They say another key difference between clinicians and managers is that managers are only interested in what will make money, whereas clinicians are only interested in delivering the highest quality. I don't know if you've studied Lean methodology in any detail? It's a series of techniques for improving the delivery of services and products, and NHS Institute for Innovation and Improvement has released a number of guides of its Productive series, Productive Ward, etc. This is about getting people to question the way we do things round here, to see if there's a better way.
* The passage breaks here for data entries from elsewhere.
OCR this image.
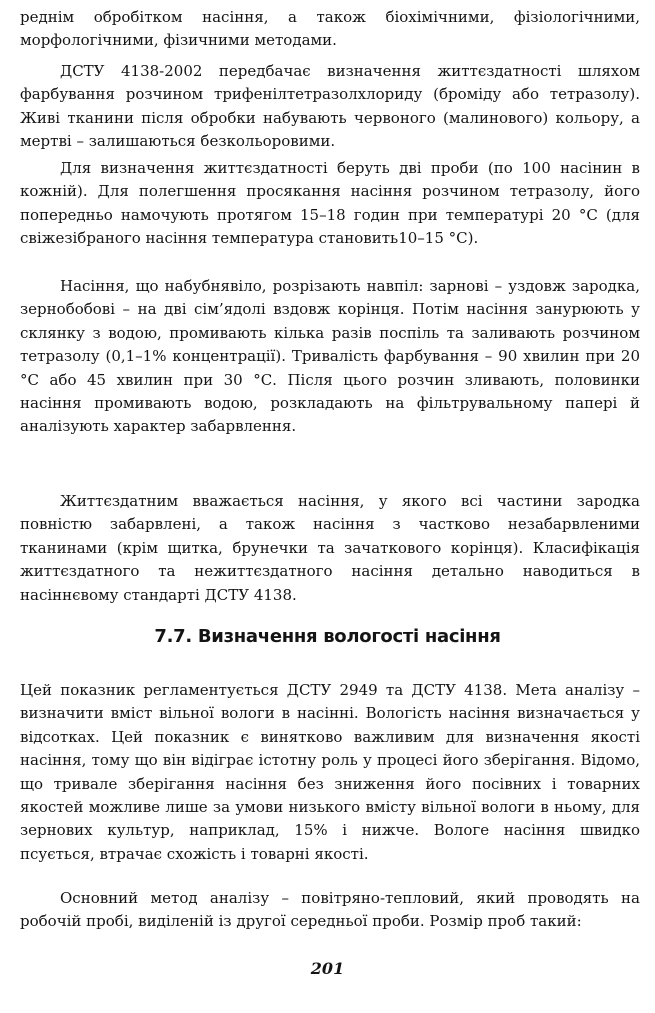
реднім обробітком насіння, а також біохімічними, фізіологічними, морфологічними, фізичними методами.

ДСТУ 4138-2002 передбачає визначення життєздатності шляхом фарбування розчином трифенілтетразолхлориду (броміду або тетразолу). Живі тканини після обробки набувають червоного (малинового) кольору, а мертві – залишаються безкольоровими.

Для визначення життєздатності беруть дві проби (по 100 насінин в кожній). Для полегшення просякання насіння розчином тетразолу, його попередньо намочують протягом 15–18 годин при температурі 20 °С (для свіжезібраного насіння температура становить10–15 °С).

Насіння, що набубнявіло, розрізають навпіл: зарнові – уздовж зародка, зернобобові – на дві сім’ядолі вздовж корінця. Потім насіння занурюють у склянку з водою, промивають кілька разів поспіль та заливають розчином тетразолу (0,1–1% концентрації). Тривалість фарбування – 90 хвилин при 20 °С або 45 хвилин при 30 °С. Після цього розчин зливають, половинки насіння промивають водою, розкладають на фільтрувальному папері й аналізують характер забарвлення.

Життєздатним вважається насіння, у якого всі частини зародка повністю забарвлені, а також насіння з частково незабарвленими тканинами (крім щитка, брунечки та зачаткового корінця). Класифікація життєздатного та нежиттєздатного насіння детально наводиться в насіннєвому стандарті ДСТУ 4138.

7.7. Визначення вологості насіння

Цей показник регламентується ДСТУ 2949 та ДСТУ 4138. Мета аналізу – визначити вміст вільної вологи в насінні. Вологість насіння визначається у відсотках. Цей показник є винятково важливим для визначення якості насіння, тому що він відіграє істотну роль у процесі його зберігання. Відомо, що тривале зберігання насіння без зниження його посівних і товарних якостей можливе лише за умови низького вмісту вільної вологи в ньому, для зернових культур, наприклад, 15% і нижче. Вологе насіння швидко псується, втрачає схожість і товарні якості.

Основний метод аналізу – повітряно-тепловий, який проводять на робочій пробі, виділеній із другої середньої проби. Розмір проб такий:

201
It's about getting staff engaged locally, down to their own individual teams, and some of the techniques including management by walking around and process mapping involve everyone working together - sponsors (typically executive directors), senior doctors, consultants, nurses and AHPs, hospital staff or primary care health care staff (staff nurses, staff medical, etc) - to map out how the patient journey is done now and where are the things we do that don't add any value. For example, the patient waiting in the waiting room doesn't add any value. The patient going home and coming back for another appointment doesn't add any value. Writing labels on blood samples going for diagnosis adds value, but is there a better way (adds more value or takes less effort). Recording the number of patients waiting only adds value if you do something with the results.
Staff themselves are involved. We work together. We learn from each other, understand why a particular action or a particular step is necessary, and jointly evaluate and agree what isn't necessary. The service is better quality, because there's less waste. The service is lower cost/ uses less resource, because there is less waste.